2013年10月4日
佐藤ゆたか 理学研究科准教授、太田尚志 同大学院生らの研究グループは、脊索動物胚における神経と表皮の運命をきめる詳しいしくみを解明しました。
本研究成果が、米国科学雑誌「Plos Genetics」誌(米国太平洋標準時2013年10月3日14時)に掲載されました。
ポイント
神経前駆細胞と表皮前駆細胞の運命をきめる複数の分泌タンパク質による司令機構を解明
- 神経前駆細胞を誘導する司令分子とその働きを抑制する2種類の司令分子が協調する
- 一つ目の抑制司令分子は、神経と表皮の細胞の間で誘導司令分子の相対的な働きの差を増幅する
- 二つ目の抑制司令分子は、神経前駆細胞で発現する遺伝子を直接抑制して、微量の誘導司令分子に反応できないように「あそび」をつくる
背景
動物の発生においては、特定の細胞から司令分子と呼ばれるタンパク質が分泌され、距離に応じて、司令分子の濃度の勾配がされます。その司令分子の濃度に応じて、細胞は異なる応答を行い、さまざまな組織が分化していきます。一方で、司令分子が細胞内へその情報を伝達する過程は確率的な現象であり、同一の濃度の司令分子が存在しても、司令分子が個々の細胞内へ伝える情報の量は常に一定ではありません。それにもかかわらず、組織の境界がきれいに分離するのはなぜでしょうか。

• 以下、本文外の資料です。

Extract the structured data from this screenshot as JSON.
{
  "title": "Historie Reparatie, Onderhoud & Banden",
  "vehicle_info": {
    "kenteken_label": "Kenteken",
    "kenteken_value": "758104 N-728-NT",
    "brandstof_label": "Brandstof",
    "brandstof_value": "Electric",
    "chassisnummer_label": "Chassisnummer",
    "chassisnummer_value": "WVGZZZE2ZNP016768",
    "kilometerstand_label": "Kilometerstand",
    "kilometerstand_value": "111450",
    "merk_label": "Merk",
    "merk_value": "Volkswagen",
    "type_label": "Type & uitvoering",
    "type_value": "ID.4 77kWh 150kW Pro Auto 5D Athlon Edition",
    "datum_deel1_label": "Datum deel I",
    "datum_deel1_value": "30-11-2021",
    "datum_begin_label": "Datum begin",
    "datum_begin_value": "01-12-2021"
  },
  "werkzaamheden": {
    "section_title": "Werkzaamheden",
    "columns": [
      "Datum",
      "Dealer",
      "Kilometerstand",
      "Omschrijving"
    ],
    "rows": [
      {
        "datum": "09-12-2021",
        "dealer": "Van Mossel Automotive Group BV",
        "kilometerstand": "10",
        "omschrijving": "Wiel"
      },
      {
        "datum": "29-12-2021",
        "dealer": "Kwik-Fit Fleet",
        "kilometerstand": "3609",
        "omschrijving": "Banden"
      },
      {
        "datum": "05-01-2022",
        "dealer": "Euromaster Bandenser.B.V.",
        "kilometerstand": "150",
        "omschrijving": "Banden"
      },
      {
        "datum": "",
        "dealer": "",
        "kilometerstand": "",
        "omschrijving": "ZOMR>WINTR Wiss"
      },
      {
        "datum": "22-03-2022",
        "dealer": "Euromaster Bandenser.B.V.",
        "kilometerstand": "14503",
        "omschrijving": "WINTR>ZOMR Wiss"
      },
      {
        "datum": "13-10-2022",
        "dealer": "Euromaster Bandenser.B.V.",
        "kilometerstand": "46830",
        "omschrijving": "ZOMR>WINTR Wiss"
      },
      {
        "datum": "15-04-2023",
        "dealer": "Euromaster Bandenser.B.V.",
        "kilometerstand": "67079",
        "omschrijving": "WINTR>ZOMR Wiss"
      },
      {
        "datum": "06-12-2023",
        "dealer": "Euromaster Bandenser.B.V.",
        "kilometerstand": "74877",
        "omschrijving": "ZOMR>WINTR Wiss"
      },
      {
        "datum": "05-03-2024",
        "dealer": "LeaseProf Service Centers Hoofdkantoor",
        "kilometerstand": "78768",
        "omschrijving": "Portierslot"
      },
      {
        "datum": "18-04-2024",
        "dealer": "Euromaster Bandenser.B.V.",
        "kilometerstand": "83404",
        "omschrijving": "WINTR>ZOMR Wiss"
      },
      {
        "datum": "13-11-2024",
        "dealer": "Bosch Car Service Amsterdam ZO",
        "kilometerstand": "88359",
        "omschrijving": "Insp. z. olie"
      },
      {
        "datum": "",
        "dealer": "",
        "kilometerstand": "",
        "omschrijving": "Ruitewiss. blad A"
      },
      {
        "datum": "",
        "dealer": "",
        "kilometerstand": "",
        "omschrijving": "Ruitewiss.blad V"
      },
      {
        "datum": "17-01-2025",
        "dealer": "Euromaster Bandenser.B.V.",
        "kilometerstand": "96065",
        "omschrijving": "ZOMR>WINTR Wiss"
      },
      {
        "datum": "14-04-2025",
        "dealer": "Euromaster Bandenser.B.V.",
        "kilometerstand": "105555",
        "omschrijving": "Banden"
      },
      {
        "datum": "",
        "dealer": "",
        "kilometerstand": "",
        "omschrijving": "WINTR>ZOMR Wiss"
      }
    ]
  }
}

図1:細胞外に分泌される分子の濃度勾配によって、細胞の運命が決定される様子
研究成果
脊索動物ホヤの神経細胞は、われわれ脊椎動物と同じように外胚葉(神経や表皮を作る未分化の細胞群)から生じますが、研究グループは、このホヤの発生において神経と表皮細胞の運命を明確に区別する機構を解明しました。表皮から神経を誘導する一つの司令分子と、神経誘導を抑制する2種類の司令分子の協調作用によって、運命が明確に区別されます。
ホヤ胚において表皮から神経を誘導する司令分子はFGFと呼ばれ、コンピュータを利用した予測では、この分子は神経に誘導される細胞にもっとも多く受容されます。一方、神経誘導を抑制する分子EphrinAはFGFと逆向きの勾配を持ち、FGFの信号が細胞内で伝達される途中の過程を抑制します。そのことによって、神経誘導を行う正味の信号はより急な勾配を持つことになります。これだけでもほとんどの場合には、正常に神経と表皮の発生運命が分離しますが、まれに余分な神経細胞ができてしまいます。これは、信号の伝達過程が確率的現象であることと関係していると考えられます。このまれに起こる確率的現象を抑制するために、ホヤ胚ではTGFβとよばれるファミリーに属する別の二つの司令分子(ADMPとGDF1/3-like)の信号は、直接ゲノムに働きかけて、神経で発現すべき遺伝子の発現を抑制しています。つまり、この二つの司令分子はFGFとEphrinAの差し引きで作られた正味の活性化信号に対して、弱い信号では細胞が反応しないように不感受性の部分、いわば「あそび」の部分を作り出しています。それによって、神経か表皮かという二者択一の選択がきれいに行われることになります。
図2:ホヤ胚を用いて明らかにした神経と表皮を明確に区別する機構
まとめ
ホヤはわれわれヒトと同じ脊索動物門に属する動物で、もっとも基本的な体の作りは共通です。脊椎動物でも神経誘導にTGFβファミリーの分子とFGFが利用されています。その作用機序は多くが明らかにされてきましたが、必ずしも完全に理解されているわけではありません。今回明らかにした神経誘導の機構と同じ機構が脊椎動物でも使われていると考えることで説明できるかもしれません。
書誌情報
[DOI] http://dx.doi.org/10.1371/journal.pgen.1003818
Ohta N, Satou Y.
Multiple Signaling Pathways Coordinate to Induce a Threshold Response in a Chordate Embryo.
PLOS Genetics 9(10): e1003818. October 3, 2013
- 京都新聞(10月26日 10面)に掲載されました。